The untouchability of class
The deep differences between the Park and the Kim family that Parasite focuses on mirrors the enormous income gap in India and, interestingly, takes the shape of what is essentially untouchability; only, it’s the untouchability of class. The wealthy Mr. Park’s one abiding fear is that his chauffeur Kim Ki-taek might “cross the line”. The line is left undefined — but it needs no definition for Indians, into whose homes chauffeurs and gardeners might enter, but might not sit on the sofa. We might foot the driver’s bill when we go out, but seldom will he share our table.
If the upper-class Indian justifies this by talking about ‘hygiene’, the young son of the Kim family has fewer inhibitions — he simply points out that all four members of the Kim family smell the same. There’s a poignant scene where Ki-taek’s daughter says this smell can never be scrubbed out because it’s the smell of the basement they live in. What’s left eloquently unsaid is that this is the distinctive odour of poverty. It sharply recalls the scenes from the Tamil play Manjal, where manual scavengers lament that the smell of sewage never leaves their skin. And it seems entirely apposite that it is the sight of Mr. Park recoiling from Geun-sae, hand covering nose, that finally pushes Ki-taek over the edge.

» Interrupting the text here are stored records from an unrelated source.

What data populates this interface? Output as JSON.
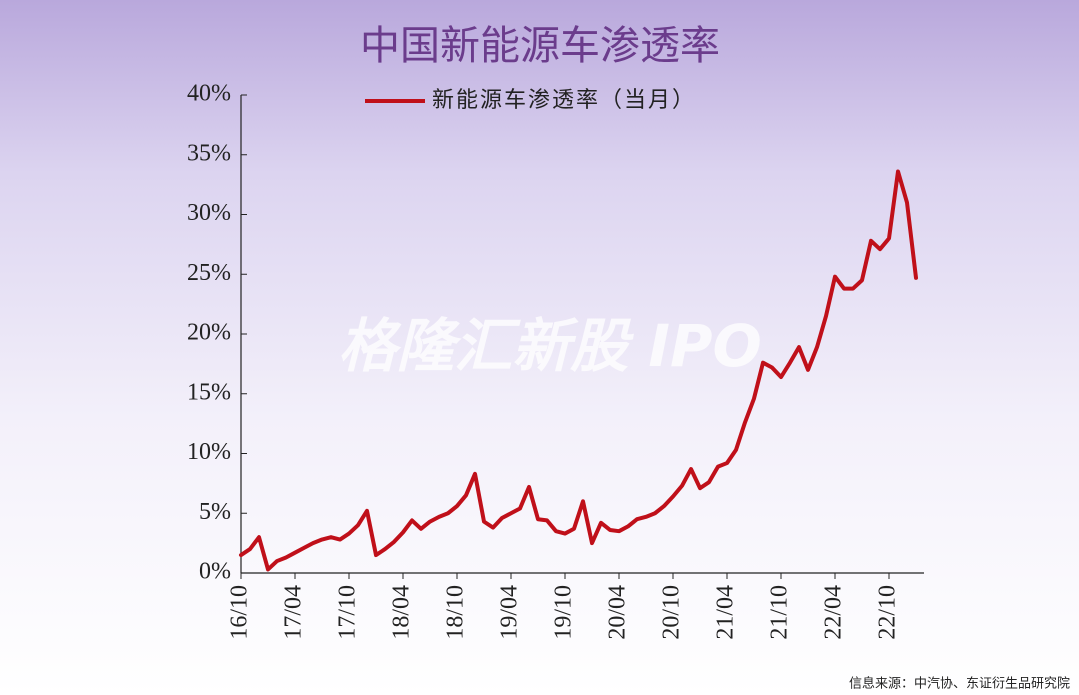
{
  "chart_data": {
    "type": "line",
    "title": "中国新能源车渗透率",
    "watermark": "格隆汇新股 IPO",
    "source": "信息来源：中汽协、东证衍生品研究院",
    "categories": [
      "16/10",
      null,
      null,
      null,
      null,
      null,
      "17/04",
      null,
      null,
      null,
      null,
      null,
      "17/10",
      null,
      null,
      null,
      null,
      null,
      "18/04",
      null,
      null,
      null,
      null,
      null,
      "18/10",
      null,
      null,
      null,
      null,
      null,
      "19/04",
      null,
      null,
      null,
      null,
      null,
      "19/10",
      null,
      null,
      null,
      null,
      null,
      "20/04",
      null,
      null,
      null,
      null,
      null,
      "20/10",
      null,
      null,
      null,
      null,
      null,
      "21/04",
      null,
      null,
      null,
      null,
      null,
      "21/10",
      null,
      null,
      null,
      null,
      null,
      "22/04",
      null,
      null,
      null,
      null,
      null,
      "22/10",
      null,
      null,
      null
    ],
    "series": [
      {
        "name": "新能源车渗透率（当月）",
        "color": "#c0101a",
        "values": [
          1.5,
          2.0,
          3.0,
          0.3,
          1.0,
          1.3,
          1.7,
          2.1,
          2.5,
          2.8,
          3.0,
          2.8,
          3.3,
          4.0,
          5.2,
          1.5,
          2.0,
          2.6,
          3.4,
          4.4,
          3.7,
          4.3,
          4.7,
          5.0,
          5.6,
          6.5,
          8.3,
          4.3,
          3.8,
          4.6,
          5.0,
          5.4,
          7.2,
          4.5,
          4.4,
          3.5,
          3.3,
          3.7,
          6.0,
          2.5,
          4.2,
          3.6,
          3.5,
          3.9,
          4.5,
          4.7,
          5.0,
          5.6,
          6.4,
          7.3,
          8.7,
          7.1,
          7.6,
          8.9,
          9.2,
          10.3,
          12.6,
          14.6,
          17.6,
          17.2,
          16.4,
          17.6,
          18.9,
          17.0,
          18.9,
          21.5,
          24.8,
          23.8,
          23.8,
          24.5,
          27.8,
          27.1,
          28.0,
          33.6,
          31.0,
          24.7
        ]
      }
    ],
    "ylim": [
      0,
      40
    ],
    "yticks": [
      {
        "value": 0,
        "label": "0%"
      },
      {
        "value": 5,
        "label": "5%"
      },
      {
        "value": 10,
        "label": "10%"
      },
      {
        "value": 15,
        "label": "15%"
      },
      {
        "value": 20,
        "label": "20%"
      },
      {
        "value": 25,
        "label": "25%"
      },
      {
        "value": 30,
        "label": "30%"
      },
      {
        "value": 35,
        "label": "35%"
      },
      {
        "value": 40,
        "label": "40%"
      }
    ],
    "legend": "top"
  }
}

Bong extends the implicit untouchability of poverty with the metaphor of the toilet, that familiar forbidden ground. Two vivid scenes demonstrate how close to that reviled toilet the poor lead their lives. First, when searching desperately for an Internet signal to tap, it’s by sitting on the WC and holding phones above their heads that the Kim siblings are able to read their WhatsApp messages. Then, when their basement home gets flooded, Ki-jeong runs to slam down the lid of the WC to keep the rising sewage from spewing out, but later she’s forced to crouch on the same lid, smoking a cigarette, oblivious to the slime around her.
Secluded toilets, privacy and personal space are unaffordable luxuries for the poor. In fact, not long ago, India’s Attorney General had argued that “it’s not right to talk about the right to privacy for poor people”. Although the court ruled that privacy is a fundamental right, real life seldom offers it to people whose homes are pavements and cardboard-walled shanties.
This awareness makes the contrast between the Kims’ squalid basement and the Parks’ soaring, airy home even more stark. In one significant scene, the Kims, caught unawares by the Park family returning home early, hide under the drawing room table, unable to escape even as the Parks make love on the couch. Jammed there, they are forced to listen to an act of intimacy that mocks the lack of privacy for intimate acts in their own life. It reminds us inexorably of Indian chawls and slums — of people who must carefully time their return home to avoid interrupting others; of tiny rooms divided by saris to create the illusion of space; of couples who crowd beaches and parks desperate for solitude.
Parasite’s bottom-up, unromantic, searing take on poverty couldn’t have come from anywhere but the global South. But its triumph lies in how fluidly it universalises the theme, making it impossible for privileged juries to look away. The film’s fantasy and caprice give it a surreal air, but the mortifications it portrays are only too familiar not just to us, but to audiences everywhere in the developing world.